La  famigerata agenzia delle entrate italiana, nota per le performance illegali (vedi fiscovelox) insiste nel considerare la Svizzera uno Stato canaglia. L’impostazione emerge chiaramente dalle dichiarazioni rilasciate dal direttore centrale dell’accertamento dell’Agenzia delle entrate a margine di una conferenza stampa.

Secondo il citato alto funzionario, non c’è motivo per levare la Svizzera dalla black list italiana dei paesi che non collaborano sotto il profilo fiscale. Questo malgrado il segreto bancario sia stato progressivamente smantellato.

Bene, speriamo che questa ed altre affermazioni analoghe aprano finalmente gli occhi anche alla Confederazione ed al Consiglio federale, che ancora culla illusioni su una vicina normalizzazione dei rapporti con l’Italia. Non solo, ma riteneva pure ingiustificata l’iniziativa cantonale ticinese, approvata invece dal Consiglio nazionale durante la scorsa sessione, che chiedeva una drastica riduzione della quota dei ristorni delle imposte alla fonte dei frontalieri.

 Tale normalizzazione dei rapporti è invece ancora al di là da venire, ciò che implica in primo luogo che il blocco dei ristorni delle imposte alla fonte dei frontalieri deve venire mantenuto anche per quel che riguarda gli importi del 2011, e nella misura del 100%.

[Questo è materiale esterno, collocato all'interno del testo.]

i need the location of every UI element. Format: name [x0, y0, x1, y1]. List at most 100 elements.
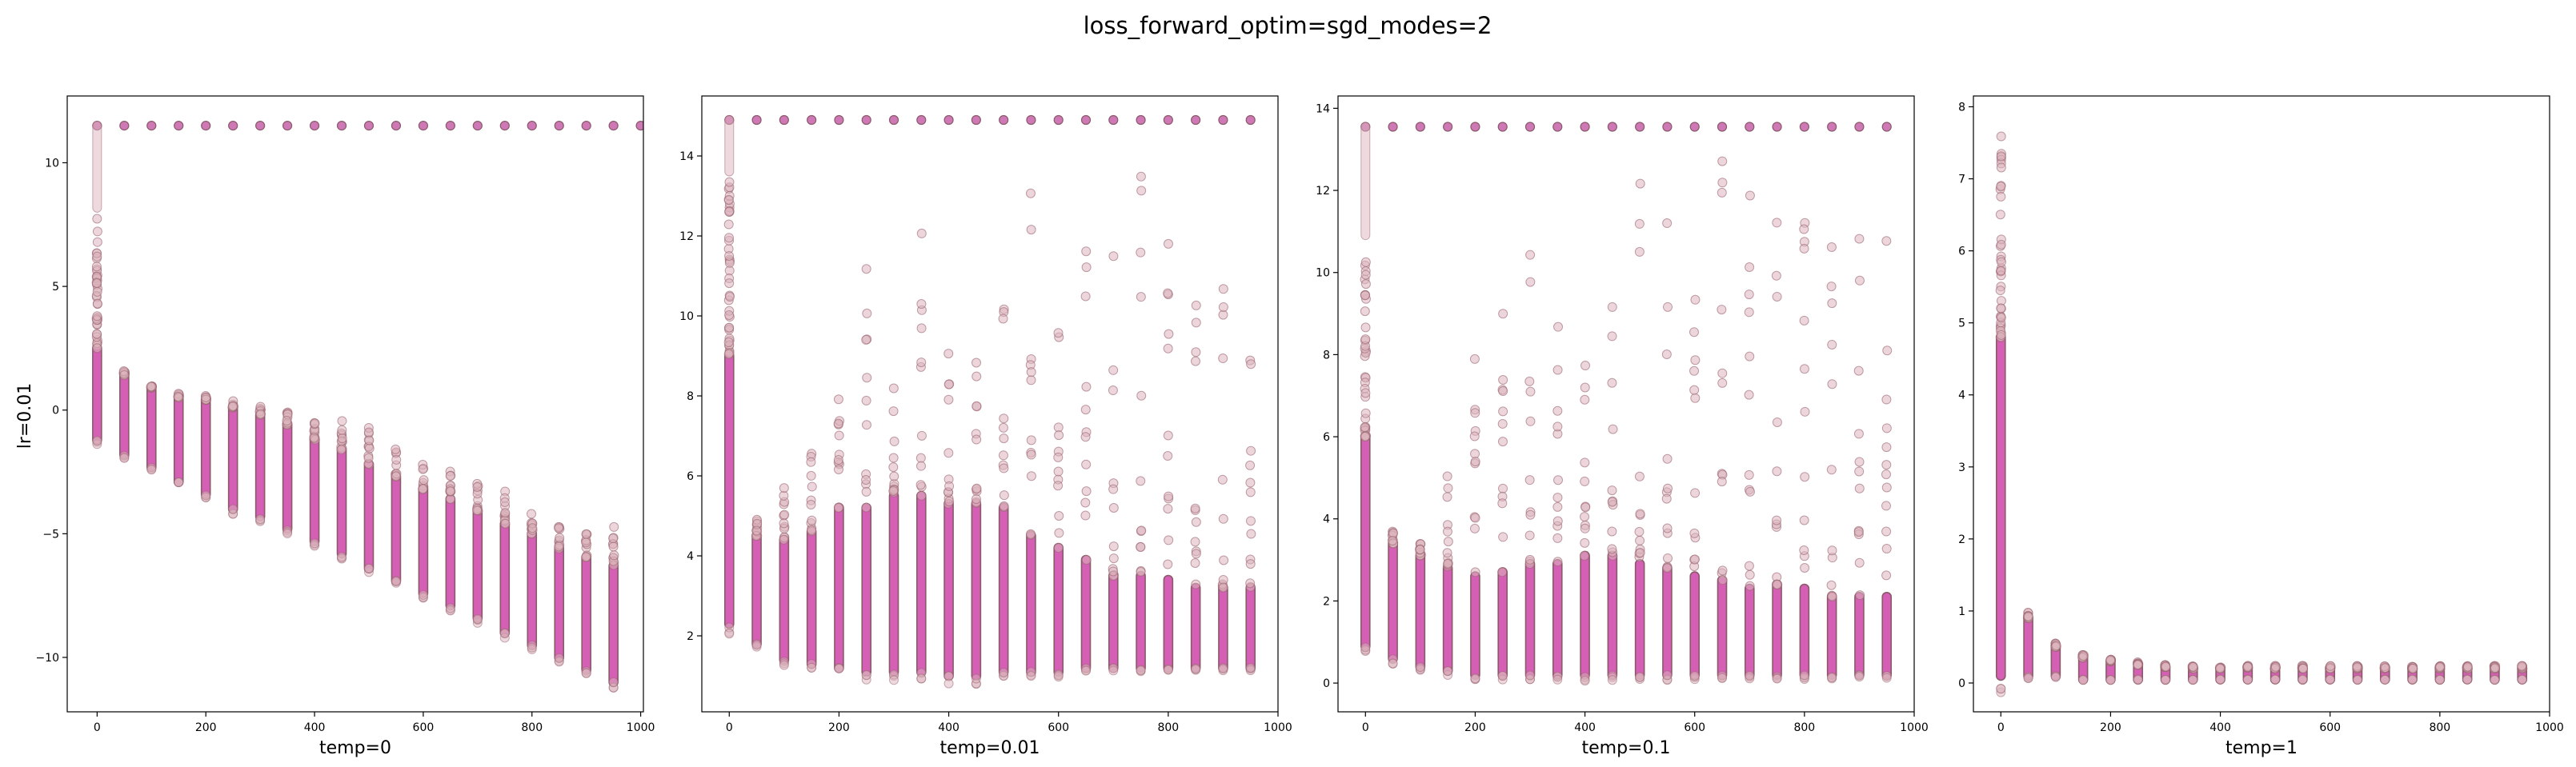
data-point: [1080, 510, 1091, 521]
data-point: [1081, 382, 1092, 392]
plateau-point: [971, 114, 981, 126]
data-point: [1443, 558, 1453, 569]
subplot-2: 0 200 400 600 800 1000 2 4 6 8 10 12 14 temp=0.01: [679, 95, 1292, 758]
plateau-point: [1607, 122, 1617, 132]
data-point: [916, 323, 927, 334]
data-point: [1717, 156, 1728, 166]
data-point: [1136, 525, 1147, 536]
plateau-point: [554, 121, 564, 131]
data-point: [861, 395, 871, 405]
data-point: [1580, 502, 1591, 513]
data-point: [1771, 270, 1781, 281]
data-point: [1218, 582, 1228, 593]
data-point: [2215, 674, 2225, 685]
data-point: [201, 490, 211, 501]
data-point: [1662, 563, 1673, 573]
plateau-point: [1470, 122, 1480, 132]
data-point: [282, 416, 292, 426]
data-point: [1388, 658, 1398, 669]
data-point: [1799, 670, 1809, 681]
data-point: [723, 337, 734, 347]
data-point: [1498, 406, 1508, 417]
y-tick-label: 2: [687, 630, 694, 643]
data-point: [862, 373, 872, 383]
data-point: [1524, 376, 1535, 386]
data-point: [1108, 385, 1118, 396]
y-tick-label: 1: [1958, 605, 1965, 618]
data-point: [861, 420, 871, 430]
data-point: [500, 518, 511, 529]
data-point: [724, 310, 735, 320]
data-point: [527, 523, 538, 533]
subplot-3: 0 200 400 600 800 1000 0 2 4 6 8 10 12 14 temp=0.1: [1316, 95, 1929, 758]
plateau-point: [581, 121, 591, 131]
data-point: [1163, 665, 1173, 675]
point-cluster: [1360, 431, 1371, 652]
data-point: [2490, 674, 2500, 685]
point-cluster: [1662, 563, 1673, 681]
data-point: [1164, 491, 1174, 501]
data-point: [500, 508, 511, 518]
point-cluster: [724, 115, 735, 177]
plateau-point: [1717, 122, 1728, 132]
data-point: [1826, 580, 1837, 590]
data-point: [1635, 672, 1645, 682]
plateau-point: [1662, 122, 1673, 132]
data-point: [1744, 307, 1754, 318]
data-point: [2380, 674, 2390, 685]
data-point: [336, 445, 347, 455]
x-tick-label: 0: [1362, 721, 1369, 734]
data-point: [1799, 224, 1809, 234]
plateau-point: [1799, 122, 1809, 132]
point-cluster: [1442, 563, 1453, 676]
data-point: [1136, 390, 1147, 401]
x-tick-label: 800: [521, 721, 543, 734]
data-point: [833, 502, 843, 513]
data-point: [1498, 309, 1508, 319]
point-cluster: [779, 534, 790, 665]
data-point: [1360, 431, 1370, 441]
axes-frame: [66, 95, 644, 713]
x-tick-label: 200: [195, 721, 217, 734]
data-point: [724, 292, 735, 302]
data-point: [91, 262, 102, 272]
y-tick-label: 4: [687, 550, 694, 563]
data-point: [1081, 554, 1092, 565]
point-cluster: [1689, 571, 1701, 681]
data-point: [807, 662, 817, 673]
data-point: [1054, 430, 1064, 441]
plateau-point: [1745, 122, 1755, 132]
data-point: [1855, 590, 1865, 601]
x-tick-label: 0: [1997, 721, 2005, 734]
data-point: [1827, 545, 1837, 556]
plateau-point: [635, 121, 643, 131]
data-point: [888, 462, 899, 473]
data-point: [1388, 536, 1398, 546]
data-point: [1164, 329, 1174, 339]
plateau-point: [527, 121, 537, 131]
data-point: [1443, 483, 1453, 493]
point-cluster: [1881, 591, 1893, 681]
data-point: [1996, 131, 2006, 142]
data-point: [1245, 663, 1256, 673]
data-point: [581, 529, 591, 539]
data-point: [1634, 526, 1645, 537]
data-point: [1053, 328, 1064, 338]
point-cluster: [1108, 570, 1119, 673]
data-point: [1580, 523, 1590, 533]
data-point: [723, 349, 734, 359]
data-point: [1663, 302, 1673, 312]
y-tick-label: 2: [1323, 595, 1330, 608]
y-tick-label: 7: [1958, 174, 1965, 186]
data-point: [1745, 670, 1755, 681]
data-point: [92, 251, 102, 262]
data-point: [1690, 355, 1701, 366]
y-tick-label: 6: [1958, 246, 1965, 258]
data-point: [1245, 487, 1256, 497]
data-point: [1772, 673, 1782, 684]
point-cluster: [227, 402, 238, 514]
data-point: [1881, 526, 1892, 537]
y-tick-label: 3: [1958, 461, 1965, 474]
x-tick-label: 800: [2429, 721, 2450, 734]
data-point: [1360, 257, 1371, 267]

Ancora una volta, Oltreconfine ci si dimentica che il solo Canton Ticino dà lavoro a 54mila frontalieri italiani;  circostanza, questa, che imporrebbe un trattamento ben diverso. A ciò si aggiungono svariate migliaia di padroncini. Un simile numero di addetti non solo è tutt’altro che necessario all’economia ticinese, ma costituisce, al contrario, un pregiudizio per il nostro mercato del lavoro. Pregiudizio ampiamente dimostrato dall’aumento dei casi di assistenza: solo a Lugano si è raggiunta a fine 2011 la quota mille, mentre nel 2010 c’erano 200 casi in meno.

Dato che la vicina Penisola insiste nell’inserire la Svizzera in black list arbitrarie, allora non si vede per quale motivo, in nome della tanto decantata reciprocità che dovrebbe informare i rapporti bilaterali, la Svizzera non dovrebbe a sua volta inserire l’Italia in una lista nera, parimenti arbitraria. Una lista che preveda, ad esempio, importanti limitazioni unilaterali della libera circolazione delle persone con il Belpaese. Magari stabilendo che, da subito, non viene più rilasciato alcun permesso per frontalieri a cittadini italiani per quel che riguarda il settore terziario.

Ma si potrebbe anche pensare di mettere in difficoltà i negozi italiani della fascia di confine (in particolare i grandi magazzini) che apertamente puntano alla clientela ticinese, tramite l’introduzione di franchigie molto basse per la spesa transfrontaliera.
Trattare con i guanti chi, dal canto suo, non perde occasione per prenderci a pesci in faccia, è chiaramente contrario al principio della reciprocità. Un principio che deve valere anche nel campo delle ritorsioni.